Second, we strongly object to the authority in section 6(c) for the Secretary to make loans to the management entity. Such loans would be subject to the Federal Credit Reform Act of 1990, so it would require a significant investment to administer the loans, estimate subsidy costs, and track loan payments. This would impose a new burden on the National Park Service, which does not have this capability, and would not be cost-effective for such a small program. Establishing such a loan program without reference to the Federal Credit Reform Act or the capacity to implement those procedures is not consistent with recent credit reform efforts.
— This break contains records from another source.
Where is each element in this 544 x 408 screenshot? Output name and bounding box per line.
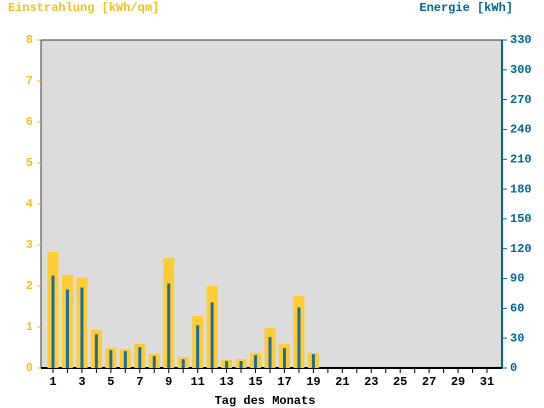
y-tick-label: 8 (26, 33, 33, 47)
y-tick-label: 2 (26, 279, 33, 293)
x-tick-label: 9 (165, 375, 172, 389)
x-tick-label: 27 (422, 375, 436, 389)
x-tick-label: 7 (136, 375, 143, 389)
y2-tick-label: 90 (510, 272, 524, 286)
x-tick-label: 29 (451, 375, 465, 389)
y2-tick-label: 240 (510, 123, 532, 137)
bar (225, 361, 229, 368)
bar (152, 356, 156, 368)
bar (181, 359, 185, 368)
y-tick-label: 6 (26, 115, 33, 129)
y-tick-label: 0 (26, 361, 33, 375)
y2-tick-label: 210 (510, 152, 532, 166)
x-axis-title: Tag des Monats (215, 394, 316, 408)
bar (138, 347, 142, 368)
y2-tick-label: 300 (510, 63, 532, 77)
y2-tick-label: 150 (510, 212, 532, 226)
x-tick-label: 21 (335, 375, 349, 389)
bar (123, 351, 127, 368)
x-tick-label: 17 (277, 375, 291, 389)
x-tick-label: 25 (393, 375, 407, 389)
bar (297, 307, 301, 368)
bar (94, 334, 98, 368)
bar (311, 354, 315, 368)
bar (109, 350, 113, 368)
right-axis-title: Energie [kWh] (419, 1, 513, 15)
x-tick-label: 15 (248, 375, 262, 389)
y-tick-label: 3 (26, 238, 33, 252)
x-tick-label: 13 (219, 375, 233, 389)
bar (167, 283, 171, 368)
y2-tick-label: 330 (510, 33, 532, 47)
left-axis-title: Einstrahlung [kWh/qm] (8, 1, 159, 15)
y2-tick-label: 30 (510, 331, 524, 345)
bar (254, 355, 258, 368)
y2-tick-label: 270 (510, 93, 532, 107)
y-tick-label: 1 (26, 320, 33, 334)
y2-tick-label: 180 (510, 182, 532, 196)
x-tick-label: 3 (78, 375, 85, 389)
x-tick-label: 5 (107, 375, 114, 389)
x-tick-label: 19 (306, 375, 320, 389)
y2-tick-label: 60 (510, 302, 524, 316)
bar (210, 302, 214, 368)
x-tick-label: 23 (364, 375, 378, 389)
bar (65, 289, 69, 368)
bar (196, 325, 200, 368)
bar (80, 287, 84, 368)
x-tick-label: 31 (480, 375, 494, 389)
y2-tick-label: 0 (510, 361, 517, 375)
y-tick-label: 5 (26, 156, 33, 170)
bar (51, 275, 55, 368)
bar (282, 348, 286, 368)
bar (268, 337, 272, 368)
plot-background (40, 39, 503, 369)
y2-tick-label: 120 (510, 242, 532, 256)
x-tick-label: 11 (190, 375, 204, 389)
x-tick-label: 1 (49, 375, 56, 389)
bar (239, 361, 243, 368)
y-tick-label: 4 (26, 197, 33, 211)
y-tick-label: 7 (26, 74, 33, 88)
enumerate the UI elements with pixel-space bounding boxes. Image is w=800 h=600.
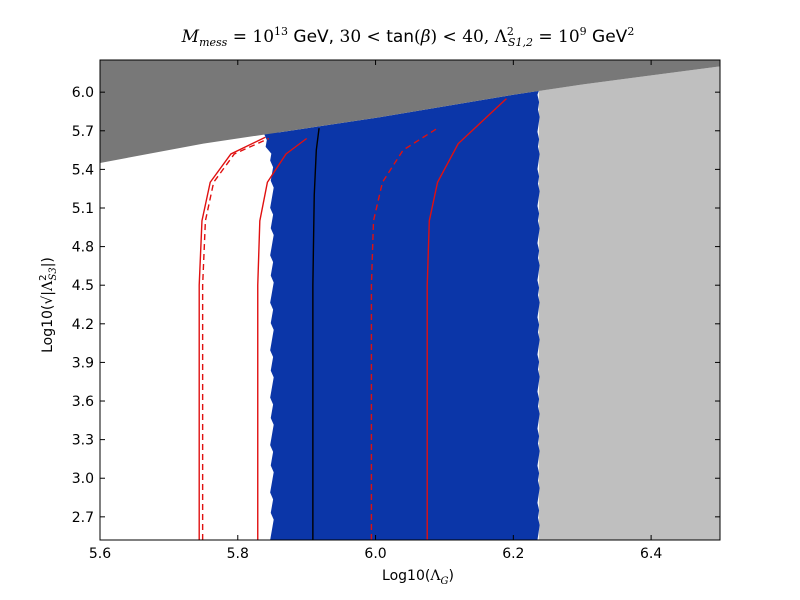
plot-area — [100, 60, 720, 540]
y-tick-label: 5.4 — [72, 162, 94, 178]
y-tick-label: 2.7 — [72, 510, 94, 526]
y-axis: 2.7 3.0 3.3 3.6 3.9 4.2 4.5 4.8 5.1 5.4 5.7 6.0 — [72, 85, 720, 526]
contour-line-2 — [198, 136, 266, 540]
excluded-region-light — [538, 66, 720, 540]
allowed-region-blue — [263, 90, 540, 540]
excluded-region-dark — [100, 60, 720, 163]
y-tick-label: 5.1 — [72, 201, 94, 217]
x-tick-label: 5.6 — [89, 546, 111, 562]
x-tick-label: 6.0 — [364, 546, 386, 562]
contour-line-4 — [257, 137, 308, 540]
y-tick-label: 5.7 — [72, 124, 94, 140]
y-tick-label: 4.5 — [72, 278, 94, 294]
region-layer — [100, 60, 720, 540]
chart-title: Mmess = 1013 GeV, 30 < tan(β) < 40, Λ2 S1… — [181, 25, 635, 49]
y-tick-label: 3.9 — [72, 355, 94, 371]
contour-line-1 — [312, 128, 320, 540]
x-axis-label: Log10(ΛG) — [382, 568, 454, 587]
plot-frame — [99, 59, 721, 541]
contour-line-5 — [370, 127, 438, 540]
x-axis: 5.6 5.8 6.0 6.2 6.4 — [89, 60, 662, 562]
svg-text:Log10(√|Λ2S3|): Log10(√|Λ2S3|) — [38, 257, 59, 353]
y-tick-label: 3.0 — [72, 471, 94, 487]
y-tick-label: 3.6 — [72, 394, 94, 410]
y-tick-label: 4.8 — [72, 240, 94, 256]
y-axis-label: Log10(√|Λ2S3|) — [38, 257, 59, 353]
x-tick-label: 6.2 — [502, 546, 524, 562]
y-tick-label: 3.3 — [72, 433, 94, 449]
x-tick-label: 5.8 — [227, 546, 249, 562]
y-tick-label: 4.2 — [72, 317, 94, 333]
contour-line-3 — [201, 137, 270, 540]
x-tick-label: 6.4 — [640, 546, 662, 562]
y-tick-label: 6.0 — [72, 85, 94, 101]
contour-layer — [198, 98, 507, 540]
contour-line-6 — [426, 98, 507, 540]
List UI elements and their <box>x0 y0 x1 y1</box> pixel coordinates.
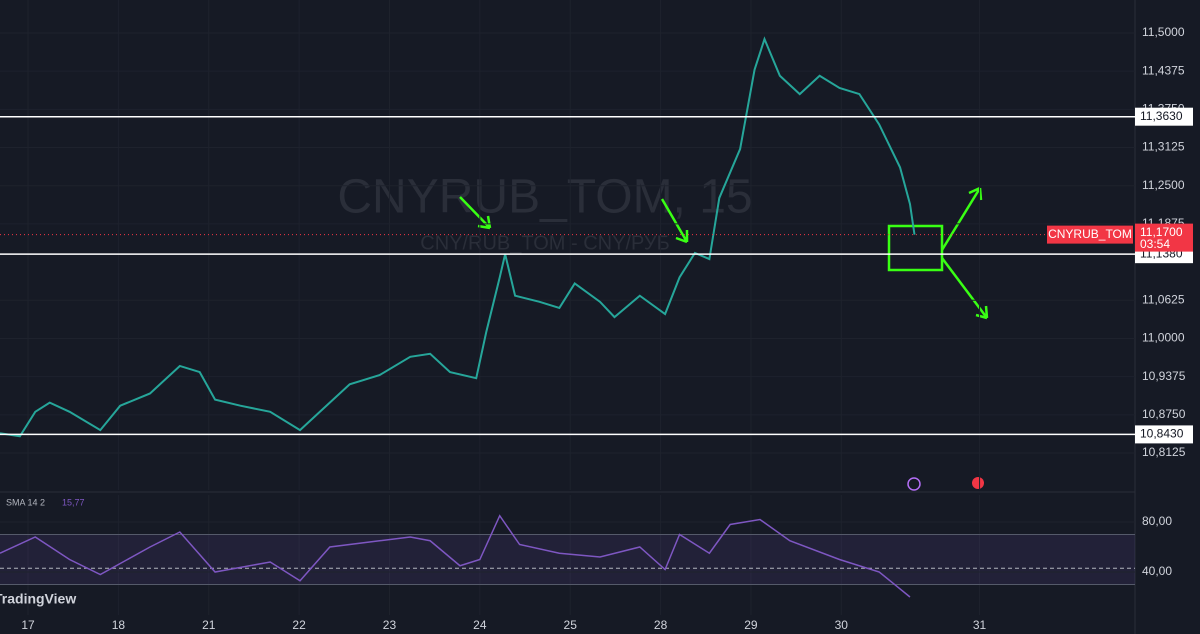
x-tick-label: 25 <box>564 618 578 632</box>
series-line <box>0 36 916 438</box>
x-tick-label: 17 <box>21 618 35 632</box>
last-price-bg <box>1135 223 1193 252</box>
x-tick-label: 22 <box>292 618 306 632</box>
level-label: 11,3630 <box>1140 109 1183 123</box>
indicator-value: 15,77 <box>62 497 85 507</box>
y-tick-label: 10,8125 <box>1142 445 1186 459</box>
event-icon[interactable] <box>907 477 921 491</box>
y-tick-label: 11,0000 <box>1142 331 1185 345</box>
y-tick-label: 11,0625 <box>1142 292 1185 306</box>
y-tick-label: 11,2500 <box>1142 178 1185 192</box>
level-label: 10,8430 <box>1140 427 1184 441</box>
indicator-name: SMA 14 2 <box>6 497 45 507</box>
y-tick-label: 40,00 <box>1142 564 1172 578</box>
watermark-title: CNYRUB_TOM, 15 <box>337 171 752 224</box>
y-tick-label: 10,9375 <box>1142 369 1186 383</box>
x-tick-label: 31 <box>973 618 987 632</box>
last-price-label: 11,1700 <box>1140 225 1183 239</box>
event-icon[interactable] <box>972 477 984 489</box>
y-tick-label: 10,8750 <box>1142 407 1186 421</box>
x-tick-label: 24 <box>473 618 487 632</box>
x-tick-label: 28 <box>654 618 668 632</box>
rsi-band <box>0 534 1135 585</box>
y-tick-label: 80,00 <box>1142 514 1172 528</box>
y-tick-label: 11,3125 <box>1142 140 1185 154</box>
series-line <box>0 514 911 598</box>
annotations <box>459 186 989 320</box>
level-label-bg <box>1135 107 1193 126</box>
watermark-logo: TradingView <box>0 591 76 607</box>
countdown: 03:54 <box>1140 237 1170 251</box>
y-tick-label: 11,4375 <box>1142 63 1185 77</box>
x-tick-label: 18 <box>112 618 126 632</box>
level-label-bg <box>1135 425 1193 444</box>
symbol-tag-bg <box>1047 225 1133 244</box>
x-tick-label: 21 <box>202 618 216 632</box>
y-tick-label: 11,5000 <box>1142 25 1185 39</box>
watermark-subtitle: CNY/RUB_TOM - CNY/РУБ <box>420 232 670 254</box>
x-tick-label: 29 <box>744 618 758 632</box>
x-tick-label: 30 <box>835 618 849 632</box>
x-tick-label: 23 <box>383 618 397 632</box>
symbol-tag: CNYRUB_TOM <box>1048 227 1132 241</box>
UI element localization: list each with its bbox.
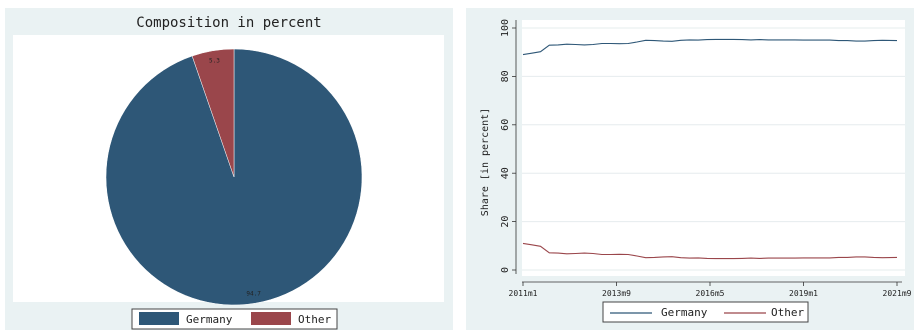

Third, we recommend requiring that the Wheeling National Heritage Area plan be updated and submitted to the Secretary of the Interior within 18 months of enactment of the bill. Under a requirement to update the plan, WNHAC would review their original implementation agenda and projected capital costs, and consider proposals for new partnership initiatives that may not have been considered in the original document. Updating the plan would give the WNHAC a formal opportunity to take stock of what has been accomplished, how the priorities of the community have evolved, and how community support for the heritage area can be broadened.

Fourth, we recommend that section 6(b) be revised so that the Secretary may, not shall, provide technical assistance. There may be instances, such as the unavailability of appropriated funds, where we cannot provide all of the technical assistance requested by the management entity.

Fifth, we recommend changing the authorization of funding for the Wheeling National Heritage Area to make it consistent with the funding provisions that Congress typically has used in establishing other national heritage areas. The bill as introduced provides for the authorization of "such sums as may be necessary" for the heritage area. We recommend that the bill authorize not more than $1,000,000 for any fiscal year, and not more than a total of $10,000,000 over 15 years. We also recommend a 50 percent non-Federal match requirement.

Finally, we recommend that the Secretary’s authority to provide assistance terminate in 2015. Adding this sunset provision, like the authorization provisions suggested above, would make this legislation consistent with other legislation Congress has passed in recent years.

Amendments reflecting these proposed changes are attached to this statement.

Mr. Chairman, that concludes my statement. I would be pleased to answer any questions you or other members of the Subcommittee may have.



Amendments to S. 2247, Wheeling National Heritage Area

Proposed by the National Park Service



Page 6, line 3, insert "Area" after "Heritage". [technical amendment]


Page 8, line 19, strike "loans or".


Page 10, after line 7, insert the following:

"(f) REVISION OF PLAN.—Within 18 months after the date of enactment, the management entity shall submit to the Secretary a revised plan. Such plan shall include, but not be limited to—

"(1) Review of the implementation agenda for the heritage area;

"(2) Projected capital costs; and

"(3) Plans for partnership initiatives and expansion of community support."


Page 10, line 15, strike "shall," and insert in lieu thereof "may,".


Page 10, line 19, strike ", LOANS".


Page 10, line 22, strike "loans and".


Page 11, strike lines 21 and 22 and insert the following:

"(a) IN GENERAL.—There is authorized to be appropriated to carry out this Act $10,000,000, except that not more than $1,000,000 may be appropriated to carry out this Act for any fiscal year.

"(b) 50 PERCENT MATCH.—The Federal share of the cost of activities carried out using any assistance or grant under this Act shall not exceed 50 percent."


Page 11, at end of bill, add the following:


"The Secretary may not make any grant or provide any assistance under this Act after September 30, 2015."